第187話:じゃまちちゃ、だめ! の、ひ!
到着した花畑には、色とりどりな花が咲き誇っている。
ソラちゃんのことが大好きな妖精達が、過剰なほど力を注ぎ、季節なんて関係なく、常に満開状態になっているよ。
「わ~! おはな、いっぱ……」
駆け出して花畑に突入しようとして、咲いている花を跨いで行こうとした寸前で動きが止まる。
咲いているのは、高さ15センチほどのパンジー。
「しゅかーと、つかえちゃうね。このおはな、しぇがたかいね!」
……花は普通の高さである。
ソラちゃんの股下は35センチ。加えてロングスカートのワンピースだから、片足を大きく上げても、跨ぐにはスカートの裾がギリギリ花に引っ掛かる。
ちなみに、4歳手前でのソラちゃんのサイズは、身長99,体重14キロ、B51,W48,H53である。(ジェノさんの記録ノートから)
そして、現在7歳手前のサイズは、4歳手前のサイズとまったく一緒。
まったく成長してません。
――ちてるち!
だ、そうです。
――もぉぉぉ! しょんなこと、どうでもいいでちょ!
うん。どうでもいいね。成長が止まっちゃったことを言っても、悲しくなるだけだし……。

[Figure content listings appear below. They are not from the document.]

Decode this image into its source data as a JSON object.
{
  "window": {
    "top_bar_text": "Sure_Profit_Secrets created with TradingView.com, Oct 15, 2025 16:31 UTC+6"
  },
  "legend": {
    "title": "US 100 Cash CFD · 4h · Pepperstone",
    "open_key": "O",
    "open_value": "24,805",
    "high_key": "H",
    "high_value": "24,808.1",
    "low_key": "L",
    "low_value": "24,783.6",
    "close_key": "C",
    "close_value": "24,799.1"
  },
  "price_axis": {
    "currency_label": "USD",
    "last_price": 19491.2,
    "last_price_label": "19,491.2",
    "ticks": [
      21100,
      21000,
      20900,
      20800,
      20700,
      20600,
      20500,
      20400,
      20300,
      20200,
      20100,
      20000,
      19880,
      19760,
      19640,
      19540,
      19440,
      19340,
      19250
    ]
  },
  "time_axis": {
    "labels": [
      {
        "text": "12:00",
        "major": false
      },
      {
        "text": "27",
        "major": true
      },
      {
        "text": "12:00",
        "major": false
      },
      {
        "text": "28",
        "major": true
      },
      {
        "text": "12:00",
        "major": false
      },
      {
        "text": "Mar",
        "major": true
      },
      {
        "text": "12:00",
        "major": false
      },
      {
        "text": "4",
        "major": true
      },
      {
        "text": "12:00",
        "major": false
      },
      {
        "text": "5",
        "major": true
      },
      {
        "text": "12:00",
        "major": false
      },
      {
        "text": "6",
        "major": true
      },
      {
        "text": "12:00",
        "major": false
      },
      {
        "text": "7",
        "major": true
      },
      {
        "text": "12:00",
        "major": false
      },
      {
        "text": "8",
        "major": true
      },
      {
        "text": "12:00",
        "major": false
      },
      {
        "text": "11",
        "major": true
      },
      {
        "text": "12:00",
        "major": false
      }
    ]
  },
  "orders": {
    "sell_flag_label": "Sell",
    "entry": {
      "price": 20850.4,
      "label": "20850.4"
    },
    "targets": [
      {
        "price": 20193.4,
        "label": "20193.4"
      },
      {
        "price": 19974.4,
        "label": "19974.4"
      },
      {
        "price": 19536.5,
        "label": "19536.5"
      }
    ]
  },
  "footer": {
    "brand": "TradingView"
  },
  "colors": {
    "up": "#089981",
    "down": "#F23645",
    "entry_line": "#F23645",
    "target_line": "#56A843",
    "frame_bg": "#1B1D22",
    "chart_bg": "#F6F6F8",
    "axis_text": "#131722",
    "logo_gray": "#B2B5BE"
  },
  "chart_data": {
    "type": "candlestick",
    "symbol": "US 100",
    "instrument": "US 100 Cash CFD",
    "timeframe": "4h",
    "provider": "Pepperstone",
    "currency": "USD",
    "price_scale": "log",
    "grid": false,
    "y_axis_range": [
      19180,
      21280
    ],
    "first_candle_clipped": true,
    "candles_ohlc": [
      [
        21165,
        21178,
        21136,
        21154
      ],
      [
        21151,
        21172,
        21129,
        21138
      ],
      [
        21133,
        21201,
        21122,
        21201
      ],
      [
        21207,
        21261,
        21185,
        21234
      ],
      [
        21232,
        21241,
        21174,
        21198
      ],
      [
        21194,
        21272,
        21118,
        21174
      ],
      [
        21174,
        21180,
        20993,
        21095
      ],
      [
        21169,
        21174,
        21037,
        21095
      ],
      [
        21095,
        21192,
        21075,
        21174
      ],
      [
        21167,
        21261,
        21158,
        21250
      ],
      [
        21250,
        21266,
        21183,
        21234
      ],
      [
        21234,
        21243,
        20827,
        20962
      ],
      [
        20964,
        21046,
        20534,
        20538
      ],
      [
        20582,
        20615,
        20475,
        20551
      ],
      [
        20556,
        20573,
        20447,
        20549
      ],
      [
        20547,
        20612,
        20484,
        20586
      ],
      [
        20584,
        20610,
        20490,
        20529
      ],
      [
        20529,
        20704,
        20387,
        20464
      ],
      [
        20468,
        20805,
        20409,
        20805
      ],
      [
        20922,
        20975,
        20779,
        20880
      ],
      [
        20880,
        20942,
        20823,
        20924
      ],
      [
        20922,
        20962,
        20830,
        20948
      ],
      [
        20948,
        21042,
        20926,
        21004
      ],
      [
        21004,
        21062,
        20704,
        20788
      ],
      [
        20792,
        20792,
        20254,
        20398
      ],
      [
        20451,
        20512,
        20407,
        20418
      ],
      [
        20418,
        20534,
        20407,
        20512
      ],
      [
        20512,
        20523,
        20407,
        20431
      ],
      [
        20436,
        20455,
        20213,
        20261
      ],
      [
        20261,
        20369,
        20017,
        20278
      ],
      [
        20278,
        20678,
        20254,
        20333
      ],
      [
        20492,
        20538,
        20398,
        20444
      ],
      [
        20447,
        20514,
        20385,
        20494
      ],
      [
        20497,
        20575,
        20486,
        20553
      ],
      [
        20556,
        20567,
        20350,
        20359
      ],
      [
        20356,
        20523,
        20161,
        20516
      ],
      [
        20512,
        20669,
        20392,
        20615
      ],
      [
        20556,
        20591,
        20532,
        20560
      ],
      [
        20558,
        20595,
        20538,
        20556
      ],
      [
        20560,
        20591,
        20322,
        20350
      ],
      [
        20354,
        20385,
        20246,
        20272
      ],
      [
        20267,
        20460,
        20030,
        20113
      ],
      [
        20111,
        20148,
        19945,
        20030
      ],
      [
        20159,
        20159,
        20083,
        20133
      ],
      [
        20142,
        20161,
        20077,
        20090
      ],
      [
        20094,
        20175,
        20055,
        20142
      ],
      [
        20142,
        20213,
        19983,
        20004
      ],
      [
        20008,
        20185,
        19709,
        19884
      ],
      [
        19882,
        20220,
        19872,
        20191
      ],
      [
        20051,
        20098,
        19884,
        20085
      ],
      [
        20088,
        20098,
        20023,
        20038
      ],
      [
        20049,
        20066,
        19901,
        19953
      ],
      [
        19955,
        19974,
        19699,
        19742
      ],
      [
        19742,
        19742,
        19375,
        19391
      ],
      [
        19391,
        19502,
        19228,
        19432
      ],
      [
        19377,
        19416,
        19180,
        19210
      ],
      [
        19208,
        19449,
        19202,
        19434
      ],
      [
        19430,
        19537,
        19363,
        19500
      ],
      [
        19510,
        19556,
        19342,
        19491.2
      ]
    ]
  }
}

「ソラリスや。ちゃんと歩ける道を作ってあるから、おいで」
「あ~い!」
パパに呼ばれて、パパの脚に両手両足を使ってしがみつく。
パパが歩くだけで、しがみついたままソラちゃんも移動していく。
手を繋いで歩きたいけど、3メートルのパパの手に届かないから仕方ないね。
「よし、着いたぞ」
「ここで、なにしゅりゅの?」
パパの脚から降りたところは、花畑の外周かな。
花畑の淵からは草原が広がっていて、少し離れたところには森が見える。
「草原の草を抜いて、土を掘り返して畑を広げようかの」
「くしゃぬき、しゅる~!」
しゃがみこんで、小さな手で草を1本掴んで、プチ! 掴んで、プチ!
周りの草を抜くだけで、日が暮れちゃいそう。
――がんばってりゅの!
うん、それは分かってるんだけどね。
『グギャァァァ!』
森からゴブリンが駆け出してき――。
「じゃまちないで!」
抜いた草を投げつける動作で光の玉が飛んで行って、それに当たったゴブリンが消滅しちゃった。ちなみに、草は目の前に落ちました。
『グガァァァ!』
あ! 今度は大きな熊、ジャイアントベアの集団が!
「もぉぉぉ! パパとあたちのじゃまちちゃだめ!」
立ち上がって両手を左右に広げると、周囲の数百本にも及ぶ草が抜けて浮かび上がって、草が光に包まれて、それが矢になって飛んで行った。
そして、串刺しになって倒れこむジャイアントベア。
「ちじゅかになった! くしゃにゅき……ありぇ?」
不思議だね~。さっきまで沢山あった草は、どこに消えたのかな?
「パパ、くしゃにゅき、おわった!」
「そうじゃな……。早いの……。草を一生懸命に抜いている姿を眺める至福の時間が、あっという間に終わってしもうた」
凄くしょぼんとしちゃった。
それもこれも、邪魔しに来たモンスターが全て悪い! 不機嫌になったソラちゃんは、わたしじゃ制御不能なんだからね!
「パパ、ちゅぎは、ちゅちでちょ?」
「おお! そうじゃ! 土を掘り起こして、柔らかくするんじゃ!」
パパ、よかったね! まだソラちゃんとの作業が残ってたよ!
「その前にじゃ……。妖精達よ」
(((はい!)))
花畑から、凄い数の妖精たちが出てきてパパの前に整列したよ。
「おぬしらに力を与える。森と周囲のモンスターを殲滅せよ」
(((いえっさー!)))
パパも、ソラちゃんとの時間を邪魔されて怒ってた。
モンスターよ、この2人の邪魔をしちゃダメだよ。